Mitt followed as fast as the Countess-horse would let him, which was not very fast. The hill was extremely steep. Even Rith slowed down halfway, but this was probably because he could see that help was on its way. They could see into a long green valley to one side, where a party of people were running from one of the farms. More people were running across a second bridge, from Adenmouth itself, and a horseman was galloping ahead of them.
Everyone converged on the bridge, but the horseman got there first. He was a hearthman in Adenmouth livery. As the Countess-horse slithered cautiously down the last slope, Mitt saw the horseman leap to the ground, thrust his reins into the hands of the redheaded Singer’s boy, and run toward the struggling horse. There he took one look, cocked his pistol, and shot the horse through the head.
Mitt and Rith came down to the bridge while the horse was still jerking. The bang rang in Mitt’s ears like the memory of his worst dreams. The white staring face of the Singer-boy looked just like he felt.

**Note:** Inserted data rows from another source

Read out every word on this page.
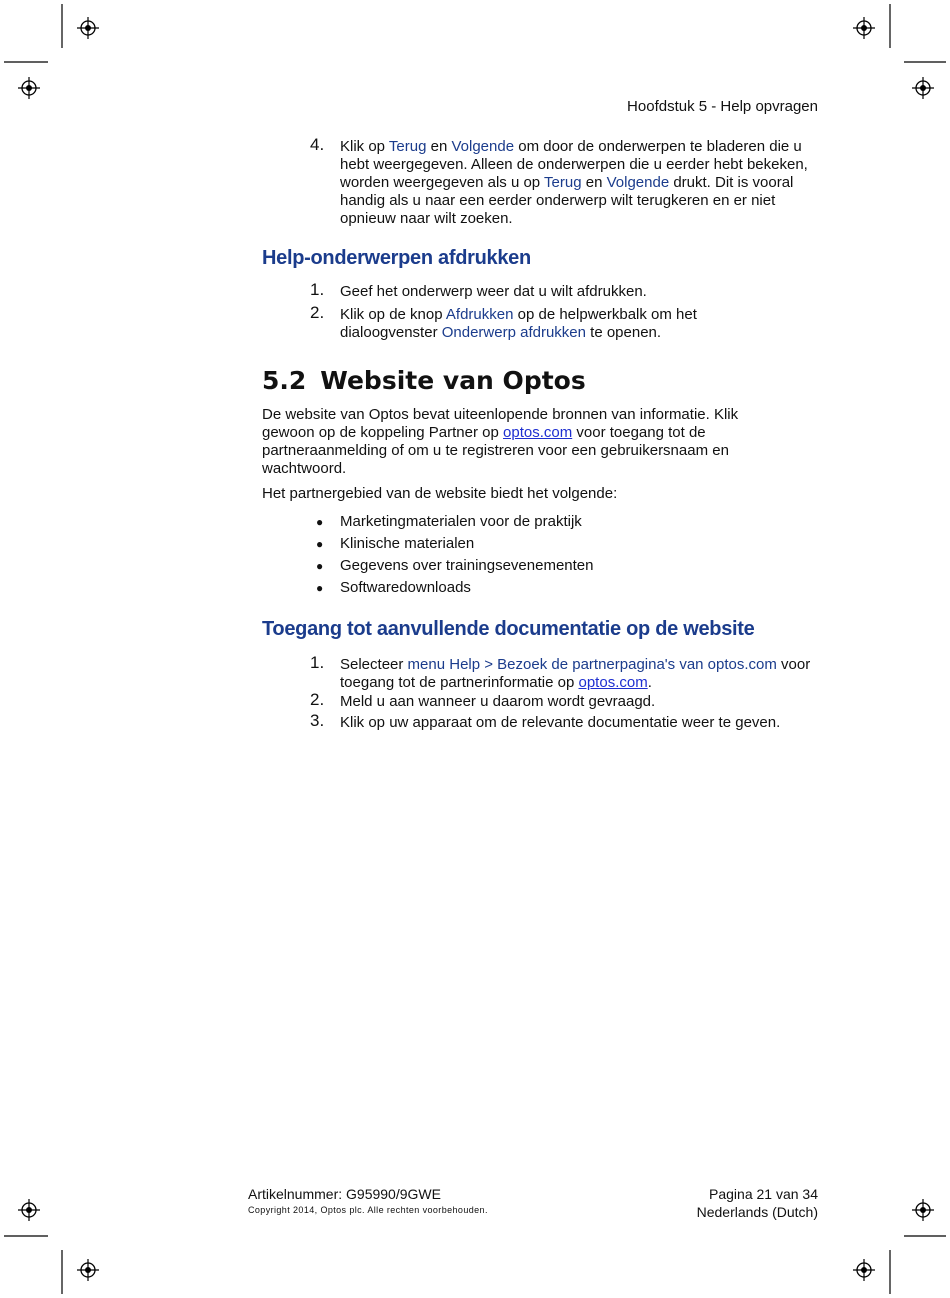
Hoofdstuk 5 - Help opvragen
4. Klik op Terug en Volgende om door de onderwerpen te bladeren die u hebt weergegeven. Alleen de onderwerpen die u eerder hebt bekeken, worden weergegeven als u op Terug en Volgende drukt. Dit is vooral handig als u naar een eerder onderwerp wilt terugkeren en er niet opnieuw naar wilt zoeken.
Help-onderwerpen afdrukken
1. Geef het onderwerp weer dat u wilt afdrukken.
2. Klik op de knop Afdrukken op de helpwerkbalk om het dialoogvenster Onderwerp afdrukken te openen.
5.2 Website van Optos
De website van Optos bevat uiteenlopende bronnen van informatie. Klik gewoon op de koppeling Partner op optos.com voor toegang tot de partneraanmelding of om u te registreren voor een gebruikersnaam en wachtwoord.
Het partnergebied van de website biedt het volgende:
● Marketingmaterialen voor de praktijk
● Klinische materialen
● Gegevens over trainingsevenementen
● Softwaredownloads
Toegang tot aanvullende documentatie op de website
1. Selecteer menu Help > Bezoek de partnerpagina's van optos.com voor toegang tot de partnerinformatie op optos.com.
2. Meld u aan wanneer u daarom wordt gevraagd.
3. Klik op uw apparaat om de relevante documentatie weer te geven.
Artikelnummer: G95990/9GWE
Copyright 2014, Optos plc. Alle rechten voorbehouden.
Pagina 21 van 34
Nederlands (Dutch)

“Anything we can do?” called Rith.
The hearthman turned from slashing at the traces that held the dead horse. Mitt almost laughed. It was Navis. It would be. “Hello,” he said.
Navis nodded at him in his cool way. “You see to that girl,” he said to Rith. “I think she’s alive. Mitt, you help me cut this horse loose.”
As the two of them dismounted, Mitt noticed the Singer himself wandering about on the bank, carefully laying out musical instruments from the overturned cart. A dreamy-looking fellow with a gray beard. Mitt ignored the Singer as useless and hobbled over to Navis, while Rith sprinted to where the Singer-girl was sitting up, holding her head.
“Get your knife out and cut here, then here,” Navis said. He did not seem in the least surprised at seeing Mitt there. His attention was mostly on the accusing yellow-white face of the Singer-boy. “Your horse had broken two legs—look,” he said to the boy. “There was nothing else to be done.”